Cynthia Thurlow: Yeah, it’s such a good point. In terms of proximity, you are closer to Fukushima. That’s where that nuclear meltdown was. I can completely understand the hesitancy about eating a lot of fish. What’s interesting is we used a thallium tracer on some of our stress testing and cardiology. When I tell you it was handled in such a careful way, even though people were giving minute amount of thallium as a tracer. So, to back up nurse practitioner in Cardiology, we used specific type of chemical stress testing and we used this isotope to be able to trace the heart, to see where the perfusion issues were if they were at all there.
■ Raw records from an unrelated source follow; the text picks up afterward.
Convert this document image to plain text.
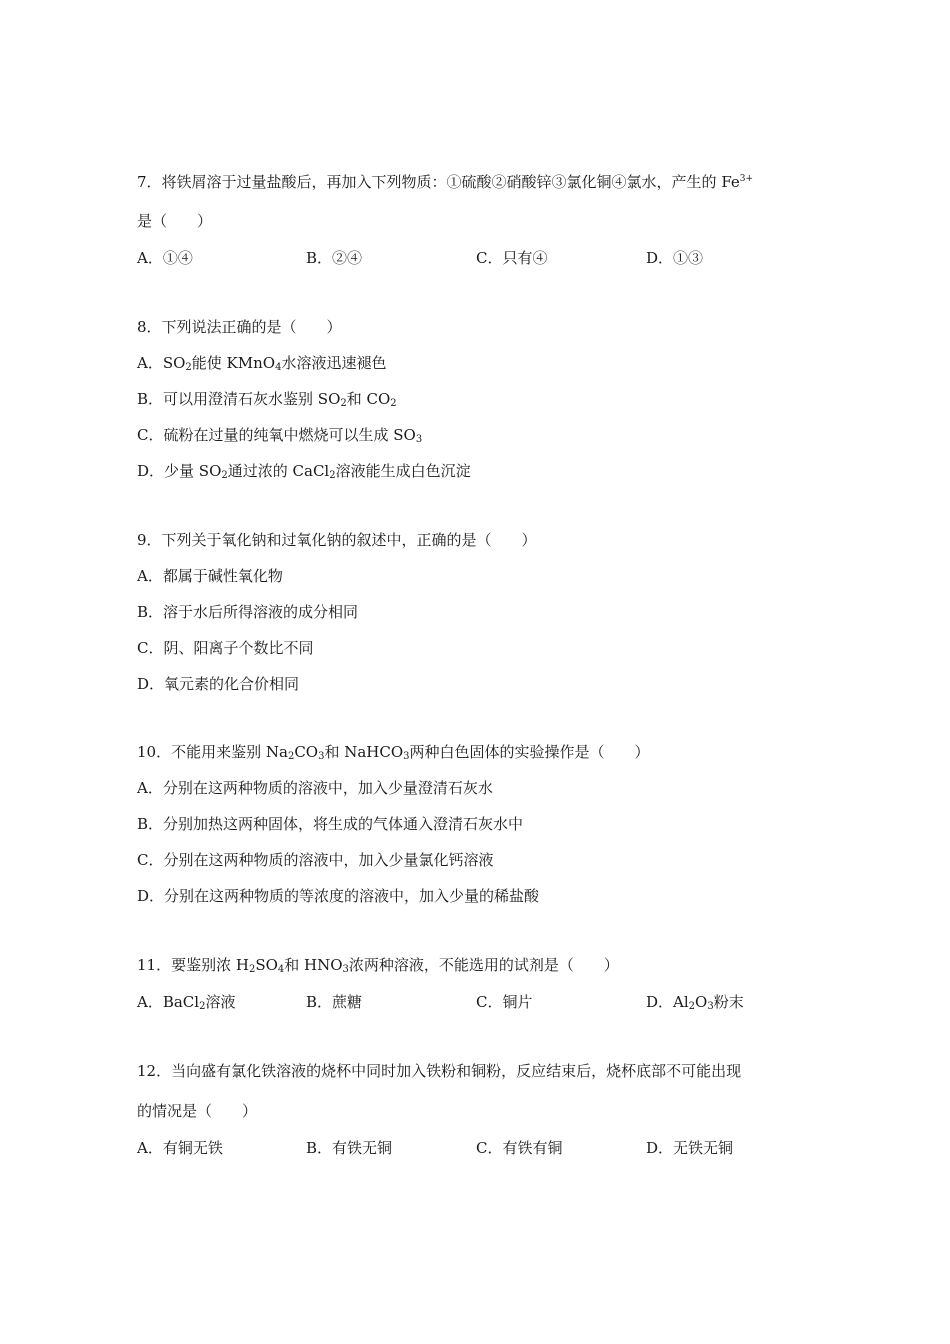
7．将铁屑溶于过量盐酸后，再加入下列物质：①硫酸②硝酸锌③氯化铜④氯水，产生的 $Fe^{3+}$
是（　　）
A．①④	B．②④	C．只有④	D．①③
8．下列说法正确的是（　　）
A．$SO_2$能使 KMnO$_4$水溶液迅速褪色
B．可以用澄清石灰水鉴别 $SO_2$和 $CO_2$
C．硫粉在过量的纯氧中燃烧可以生成 $SO_3$
D．少量 $SO_2$通过浓的 CaCl$_2$溶液能生成白色沉淀
9．下列关于氧化钠和过氧化钠的叙述中，正确的是（　　）
A．都属于碱性氧化物
B．溶于水后所得溶液的成分相同
C．阴、阳离子个数比不同
D．氧元素的化合价相同
10．不能用来鉴别 $Na_2CO_3$和 NaHCO$_3$两种白色固体的实验操作是（　　）
A．分别在这两种物质的溶液中，加入少量澄清石灰水
B．分别加热这两种固体，将生成的气体通入澄清石灰水中
C．分别在这两种物质的溶液中，加入少量氯化钙溶液
D．分别在这两种物质的等浓度的溶液中，加入少量的稀盐酸
11．要鉴别浓 $H_2SO_4$和 $HNO_3$浓两种溶液，不能选用的试剂是（　　）
A．BaCl$_2$溶液	B．蔗糖	C．铜片	D．$Al_2O_3$粉末
12．当向盛有氯化铁溶液的烧杯中同时加入铁粉和铜粉，反应结束后，烧杯底部不可能出现
的情况是（　　）
A．有铜无铁	B．有铁无铜	C．有铁有铜	D．无铁无铜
Very interesting about thallium in terms of seeing high levels of thallium correlated with hair loss, I would also add mineral depletion absolutely looking at thyroid, but also sometimes I will see it’s a normal byproduct of weight loss. People will actually get this hair shed. We’re seeing significant amounts of it post COVID for people that have had the virus that they’re having very significant hair loss post COVID. Just understanding that there’s something, whether it’s iron, thyroid, testosterone, post COVID, whatever is going on, get things checked out if it’s really significant. The other thing is, for people who are breastfeeding or have been pregnant, sometimes you’ll get a hair shed as well. Just understanding where you are in time and place.
Well, Dr. Mindy, I hate to turn off the conversation because I know that we could go for hours and hours, but I do feel like we covered quite a bit of territory.
Mindy Pelz: Yeah, we did.
Cynthia Thurlow: And I hope we’ll be able to have a round 2, because this has actually been really fun to do.
Mindy Pelz: I agree. Yeah. No, I agree. Thank you for asking me food questions because you know in getting a book out there into the world, like, after a while you’re like, can we talk about something else? This was really mind candy for me and, yeah, let’s do more. I think that one of the things that I’ve been really emphasizing with Fast Like a Girl is that as women, we need to come together and collaborate. We need to support each other and have discussions like this. What I hope the listeners will do is take what they learned here. Now go have that discussion with your girlfriends because hormones have been almost like this dirty topic that we’re not allowed to talk about and we need to bring it back into the light and have and talk about it from whatever angle we can. So, I love this. Thank you for having me.
Cynthia Thurlow: Of course, of course. Let listeners know how to get your book. By the time this comes out, the book will be out. How to connect with your amazing podcast, which I’ve been blessed to have been a guest on twice, how to connect with you on social media, etc.
Mindy Pelz: Yeah, for the book, you can go to fastlikeagirl.com. I will tell you, one of my pleas has been because, yeah, the book will already be out, booktopia.org is like a great place to tap into your independent bookstore or go to your local bookstore. Let’s bring those local indie bookstores back. If you have the time and the resources to do that, go do that. Otherwise go to fastlikeagirl.com. Everything’s there on how you order it. Yeah, YouTube is my biggest social, so I put out two videos a week. Lots of great fasting and food information there. And then of course, Instagram, Facebook. If you forget all that, you can just go to drmindypelz.com.
Cynthia Thurlow: Well, thank you again, my friend. Good luck with the launch although I know you’re doing really well.
Mindy Pelz: Yeah, thank you. Appreciate you.